'Concrete handvatten voor begeleiding'
Charlotte is 12, een druk en opgewekt meisje dat kampt met het zeldzame 10q26-deletiesyndroom. Ze wordt vanwege haar ernstige leer- en gedragsproblemen door het academisch ziekenhuis naar het Centrum voor Neuropsychiatrie verwezen.
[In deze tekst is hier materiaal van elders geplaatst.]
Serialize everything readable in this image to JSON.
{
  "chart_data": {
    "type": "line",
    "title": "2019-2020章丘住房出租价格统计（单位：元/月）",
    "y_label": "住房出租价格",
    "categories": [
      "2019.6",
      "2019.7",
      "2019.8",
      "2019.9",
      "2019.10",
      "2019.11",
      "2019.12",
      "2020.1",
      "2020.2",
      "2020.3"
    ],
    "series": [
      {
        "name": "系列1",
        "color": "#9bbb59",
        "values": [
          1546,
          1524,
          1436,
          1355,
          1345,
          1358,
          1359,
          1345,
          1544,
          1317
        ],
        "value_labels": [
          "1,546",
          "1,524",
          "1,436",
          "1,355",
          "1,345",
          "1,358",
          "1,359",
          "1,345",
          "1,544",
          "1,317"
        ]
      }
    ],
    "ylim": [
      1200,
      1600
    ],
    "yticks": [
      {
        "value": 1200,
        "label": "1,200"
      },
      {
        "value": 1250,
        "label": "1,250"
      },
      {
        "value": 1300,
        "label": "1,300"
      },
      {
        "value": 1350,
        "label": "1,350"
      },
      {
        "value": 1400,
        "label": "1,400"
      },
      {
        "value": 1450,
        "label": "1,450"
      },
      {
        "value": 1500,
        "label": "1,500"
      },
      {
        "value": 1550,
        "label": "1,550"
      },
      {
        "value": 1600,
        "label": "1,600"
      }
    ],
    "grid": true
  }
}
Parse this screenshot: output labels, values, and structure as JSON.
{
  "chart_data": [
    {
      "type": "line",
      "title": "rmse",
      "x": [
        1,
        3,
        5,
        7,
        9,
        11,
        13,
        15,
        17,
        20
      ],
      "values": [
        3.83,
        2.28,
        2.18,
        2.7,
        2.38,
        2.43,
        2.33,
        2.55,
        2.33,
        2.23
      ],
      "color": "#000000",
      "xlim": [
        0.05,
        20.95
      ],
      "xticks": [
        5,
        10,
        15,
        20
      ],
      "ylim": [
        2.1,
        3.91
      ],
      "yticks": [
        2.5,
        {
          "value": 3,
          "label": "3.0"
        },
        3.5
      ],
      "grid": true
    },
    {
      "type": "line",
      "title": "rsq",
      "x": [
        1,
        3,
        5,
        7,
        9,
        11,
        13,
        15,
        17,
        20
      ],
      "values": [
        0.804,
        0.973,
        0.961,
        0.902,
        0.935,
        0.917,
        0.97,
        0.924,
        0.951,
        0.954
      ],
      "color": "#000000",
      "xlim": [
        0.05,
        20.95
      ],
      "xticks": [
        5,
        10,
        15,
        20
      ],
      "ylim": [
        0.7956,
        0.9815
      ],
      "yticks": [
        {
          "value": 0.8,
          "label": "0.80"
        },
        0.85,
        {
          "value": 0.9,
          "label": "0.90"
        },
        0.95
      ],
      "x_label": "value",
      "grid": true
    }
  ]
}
Charlotte wordt nu al heel wat jaren behandeld met langwerkend methylfenidaat. Ze wordt ook behandeld voor haar aan de chromosoomafwijking gerelateerde epileptische aanvallen. Ze zit op een school voor zeer moeilijk lerende kinderen en maakt het haar ouders en leerkrachten niet gemakkelijk. Charlotte heeft veel moeite om zich te concentreren en kan slecht omgaan met regels. De medicijnen lijken niet optimaal te werken. Haar ouders maken zich zorgen. Omdat Charlotte bovenmatig sociaal geïnteresseerd is, zou ze in theorie zomaar met een onbekende mee kunnen gaan.
Goed beeld
Charlotte heeft inderdaad een opvallende neiging tot toenadering, merkt ook de arts op de polikliniek. Diverse onderzoeken en tests geven een goed beeld van Charlotte. Zo heeft ze een licht verstandelijke beperking, haar sterk afwijkende inhiberende (remmende) vermogens verklaren de aandachts- en gedragsproblemen. De aandachtstoornis leidt tot inprentingsproblemen, daardoor wordt het leren bemoeilijkt. De onderzoeken laten ook beperkte sociaal-emotionele vaardigheden zien.
Gerichte adviezen
Het gebruik van methylfenidaat blijkt in de praktijk de aan ADHD-gerelateerde klachten niet te verlichten. Het gebruik geeft ook onvoldoende handvatten voor de begeleiding. De systematische observatie en ervaringen tijdens het onderzoek bieden deze wel. Vanuit een neuropsychologisch referentiekader zijn adviezen opgesteld, inclusief leerparadigma’s en gedragstherapeutische technieken. Charlotte en haar ouders kunnen hier in de eigen leeromgeving, onder begeleiding van een orthopedagoog mee aan de slag.